Your cup of coffee first-thing-in-the-morning, your midday caffeine fix and your favorite pick-me-up latte are not as innocent as they seem.
British campaign group Action on Sugar revealed on Wednesday some shocking statistics on the real amount of sugar hidden in your go-to hot drinks -including mochas, lattes, hot chocolates and even hot fruity beverages.
In the analysis, Action on Sugar surveyed 131 hot drinks from fast food chains and popular coffee shops in London and compared their sugar levels. The results were also compared to the amount of sugar in a can of Pepsi or Coca-Cola -the carbonated, tooth-decaying soft drink which contains about nine teaspoons of sugar.
Some of the surveyed drinks contained as much as three times more than the daily recommended sugar intake for adults, which stands at a mere seven teaspoons or roughly 30 grams.
Topping the scary list was Starbucks' venti size (extra-large, about 568 ml) Grape with Chai, Orange and Cinnamon Hot Mulled Fruit with 25 teaspoons of sugar per serving.
Costa's largest Chai Latte contained 20 teaspoons of sugar while Starbucks' venti White Chocolate Mocha with whipped cream had 18.
KFC's mocha and Starbucks' Signature Hot Chocolate were also guilty of containing 15 teaspoons of sugar whereas Caffe Nero's Caramelatte had 13.
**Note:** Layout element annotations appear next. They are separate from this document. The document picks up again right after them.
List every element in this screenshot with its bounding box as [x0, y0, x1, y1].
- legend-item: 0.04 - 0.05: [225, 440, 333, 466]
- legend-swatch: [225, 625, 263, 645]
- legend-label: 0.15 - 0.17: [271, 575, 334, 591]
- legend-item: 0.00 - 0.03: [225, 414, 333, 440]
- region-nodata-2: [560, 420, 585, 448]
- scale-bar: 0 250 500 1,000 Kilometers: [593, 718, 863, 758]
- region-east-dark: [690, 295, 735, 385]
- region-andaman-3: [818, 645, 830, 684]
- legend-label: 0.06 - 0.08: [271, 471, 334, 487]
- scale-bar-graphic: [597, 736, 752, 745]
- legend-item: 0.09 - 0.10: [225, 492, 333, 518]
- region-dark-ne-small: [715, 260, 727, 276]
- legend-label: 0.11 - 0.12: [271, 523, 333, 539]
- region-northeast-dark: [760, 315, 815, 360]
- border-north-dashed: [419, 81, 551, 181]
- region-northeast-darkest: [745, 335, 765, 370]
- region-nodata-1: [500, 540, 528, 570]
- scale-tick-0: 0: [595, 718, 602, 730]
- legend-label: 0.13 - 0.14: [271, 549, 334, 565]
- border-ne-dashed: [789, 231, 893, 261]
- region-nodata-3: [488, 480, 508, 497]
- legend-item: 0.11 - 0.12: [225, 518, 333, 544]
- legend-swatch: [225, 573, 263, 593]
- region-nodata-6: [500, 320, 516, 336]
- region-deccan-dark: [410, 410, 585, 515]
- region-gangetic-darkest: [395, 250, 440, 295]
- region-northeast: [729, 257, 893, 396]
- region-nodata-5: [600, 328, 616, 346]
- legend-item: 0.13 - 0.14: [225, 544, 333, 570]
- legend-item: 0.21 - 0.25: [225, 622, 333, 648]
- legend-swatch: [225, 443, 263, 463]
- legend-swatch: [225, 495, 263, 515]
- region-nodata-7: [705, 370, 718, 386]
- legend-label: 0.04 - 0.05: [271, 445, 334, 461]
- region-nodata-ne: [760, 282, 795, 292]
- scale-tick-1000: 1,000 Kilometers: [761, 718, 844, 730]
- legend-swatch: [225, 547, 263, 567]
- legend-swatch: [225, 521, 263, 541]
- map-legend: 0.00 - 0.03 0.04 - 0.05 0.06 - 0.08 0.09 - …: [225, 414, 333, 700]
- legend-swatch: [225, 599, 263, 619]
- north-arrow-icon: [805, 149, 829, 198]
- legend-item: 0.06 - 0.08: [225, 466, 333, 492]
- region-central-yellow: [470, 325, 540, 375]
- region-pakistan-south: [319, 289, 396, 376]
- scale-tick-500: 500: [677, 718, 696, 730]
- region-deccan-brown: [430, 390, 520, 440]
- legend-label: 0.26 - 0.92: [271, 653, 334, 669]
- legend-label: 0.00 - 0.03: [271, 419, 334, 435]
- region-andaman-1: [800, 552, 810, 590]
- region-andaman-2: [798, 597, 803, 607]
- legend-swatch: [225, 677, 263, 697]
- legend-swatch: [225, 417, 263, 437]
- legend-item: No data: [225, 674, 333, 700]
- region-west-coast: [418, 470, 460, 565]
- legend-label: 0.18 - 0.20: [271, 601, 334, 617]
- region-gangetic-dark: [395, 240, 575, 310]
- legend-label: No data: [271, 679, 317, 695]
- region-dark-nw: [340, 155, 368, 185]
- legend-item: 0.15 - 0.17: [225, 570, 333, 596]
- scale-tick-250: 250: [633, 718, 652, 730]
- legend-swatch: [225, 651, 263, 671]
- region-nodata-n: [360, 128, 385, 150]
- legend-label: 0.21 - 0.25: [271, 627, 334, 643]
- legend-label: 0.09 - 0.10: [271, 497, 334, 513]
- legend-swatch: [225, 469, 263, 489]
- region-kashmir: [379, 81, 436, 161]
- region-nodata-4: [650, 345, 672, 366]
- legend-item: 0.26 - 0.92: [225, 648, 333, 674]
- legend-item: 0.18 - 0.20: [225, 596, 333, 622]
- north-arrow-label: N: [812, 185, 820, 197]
More shockingly, 98 percent of the tested drinks would receive a 'red' nutritional value label for their excessive levels of sugar.
Kawther Hashem, the group's researcher, called on coffee shop chains to take action on reducing the amount of sugar in their drinks and scrap their extra-large serving sizes. Starbucks was especially criticized for its serving sizes, which are nearly twice as large as those offered by its competitors.
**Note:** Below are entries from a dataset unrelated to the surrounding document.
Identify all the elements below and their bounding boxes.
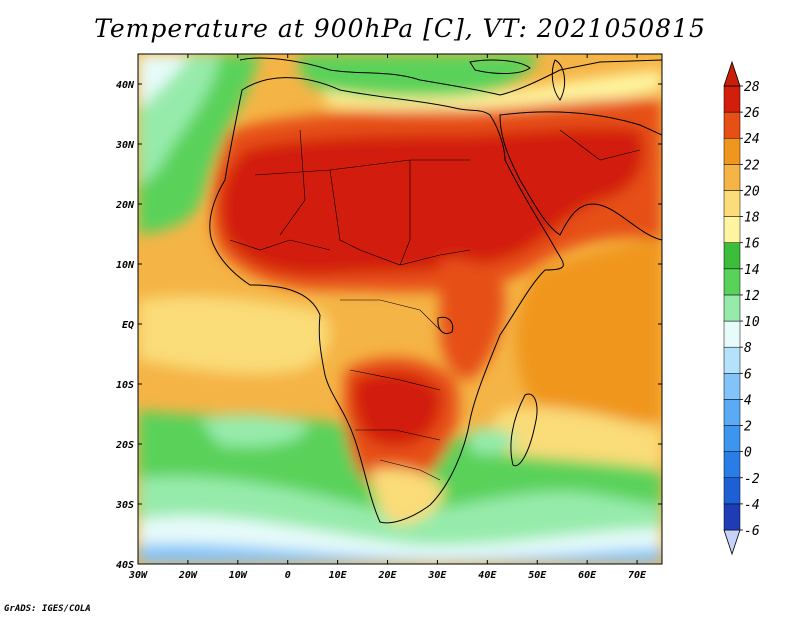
field-south-tip-yellow — [370, 468, 445, 525]
colorbar-label-6: 6 — [744, 367, 752, 382]
border-2 — [329, 169, 361, 251]
border-6 — [340, 299, 441, 331]
lon-tick-label-2: 10W — [229, 570, 248, 581]
europe-coastline — [239, 57, 662, 96]
colorbar-label-8: 10 — [744, 315, 760, 330]
colorbar-label-11: 16 — [744, 237, 760, 252]
colorbar-segment-11 — [723, 216, 741, 243]
lat-tick-label-2: 20N — [115, 200, 135, 211]
lat-tick-label-8: 40S — [116, 560, 134, 571]
colorbar-label-1: -4 — [744, 498, 760, 513]
arabia-coastline — [499, 111, 662, 241]
lon-tick-label-4: 10E — [329, 570, 348, 581]
border-5 — [359, 249, 471, 266]
lat-tick-label-3: 10N — [116, 260, 135, 271]
colorbar-label-15: 24 — [744, 132, 760, 147]
lon-tick-label-1: 20W — [178, 570, 198, 581]
field-sw-atlantic-lightgreen — [200, 414, 310, 447]
field-south-red — [353, 371, 442, 447]
colorbar-label-0: -6 — [744, 524, 760, 539]
field-south-blue — [138, 544, 662, 564]
border-11 — [229, 239, 331, 251]
colorbar-segment-16 — [723, 85, 741, 113]
lon-tick-label-6: 30E — [427, 570, 447, 581]
field-med-yellow — [320, 70, 662, 112]
field-ethiopia-orange — [440, 258, 505, 380]
lat-tick-label-4: EQ — [122, 320, 134, 331]
madagascar-coastline — [510, 393, 538, 467]
colorbar-segment-1 — [723, 477, 741, 505]
colorbar-segment-15 — [723, 111, 741, 139]
chart-title: Temperature at 900hPa [C], VT: 202105081… — [94, 14, 706, 43]
colorbar-label-7: 8 — [744, 341, 752, 356]
colorbar-over-arrow — [723, 60, 741, 87]
colorbar-under-arrow — [723, 529, 741, 556]
border-4 — [279, 129, 306, 236]
africa-coastline — [209, 77, 564, 524]
colorbar-label-5: 4 — [744, 393, 752, 408]
colorbar-label-4: 2 — [744, 420, 752, 435]
border-7 — [349, 369, 441, 391]
colorbar-segment-0 — [723, 503, 741, 531]
colorbar-segment-9 — [723, 268, 741, 296]
colorbar-segment-6 — [723, 346, 741, 374]
colorbar-label-17: 28 — [744, 80, 760, 95]
lon-tick-label-9: 60E — [578, 570, 597, 581]
border-9 — [379, 459, 441, 481]
lon-tick-label-10: 70E — [628, 570, 647, 581]
lon-tick-label-7: 40E — [478, 570, 497, 581]
colorbar-label-9: 12 — [744, 289, 760, 304]
field-nw-cyan — [138, 54, 190, 110]
field-north-red — [221, 127, 644, 276]
field-guinea-yellow — [138, 295, 331, 375]
colorbar-label-16: 26 — [744, 106, 760, 121]
colorbar-label-2: -2 — [744, 472, 760, 487]
field-mozambique-lightgreen — [470, 428, 520, 455]
colorbar-segment-8 — [723, 294, 741, 322]
caspian-sea — [551, 59, 566, 101]
colorbar-segment-4 — [723, 399, 741, 426]
temperature-field — [138, 54, 662, 564]
country-borders — [229, 129, 641, 481]
lat-tick-label-6: 20S — [115, 440, 134, 451]
colorbar-label-12: 18 — [744, 211, 760, 226]
lat-tick-label-0: 40N — [116, 80, 135, 91]
lat-tick-label-1: 30N — [115, 140, 135, 151]
map-axes: 30W 20W 10W 0 10E 20E 30E 40E 50E 60E 70E 40N 30N 20N… — [115, 54, 662, 581]
coastlines — [209, 57, 662, 524]
border-1 — [254, 159, 470, 176]
colorbar-label-13: 20 — [744, 184, 760, 199]
field-med-green — [298, 54, 540, 98]
lat-tick-label-7: 30S — [115, 500, 134, 511]
colorbar-segment-10 — [723, 242, 741, 270]
colorbar-segment-12 — [723, 190, 741, 217]
colorbar-segment-13 — [723, 164, 741, 191]
field-indian-orange — [516, 240, 662, 424]
colorbar-label-14: 22 — [744, 158, 760, 173]
lake-victoria — [437, 316, 454, 334]
border-3 — [399, 160, 411, 266]
lat-tick-label-5: 10S — [116, 380, 134, 391]
lon-tick-label-8: 50E — [528, 570, 547, 581]
lon-tick-label-0: 30W — [128, 570, 148, 581]
border-8 — [355, 429, 441, 441]
colorbar-label-10: 14 — [744, 263, 760, 278]
colorbar-segment-14 — [723, 137, 741, 165]
colorbar-segment-3 — [723, 425, 741, 452]
lon-tick-label-3: 0 — [285, 570, 291, 581]
colorbar-segment-7 — [723, 320, 741, 348]
colorbar-label-3: 0 — [744, 446, 752, 461]
credit-label: GrADS: IGES/COLA — [4, 604, 91, 614]
map-frame — [137, 53, 663, 565]
lon-tick-label-5: 20E — [377, 570, 397, 581]
border-10 — [559, 129, 641, 161]
colorbar-segment-5 — [723, 373, 741, 400]
colorbar-segment-2 — [723, 451, 741, 479]
black-sea — [469, 59, 531, 74]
Coffee shop chains Starbucks, Caffe Nero and Costa said they would reduce their sugar content in their drinks by 2020.
Experts warn that these hot flavored drinks should only be a treat, occasionally, not an everyday drink. High-sugar drinks and foods have been linked to obesity, heart disease and diabetes.
The U.K. has the highest rate of obesity and type 2 diabetes in Europe.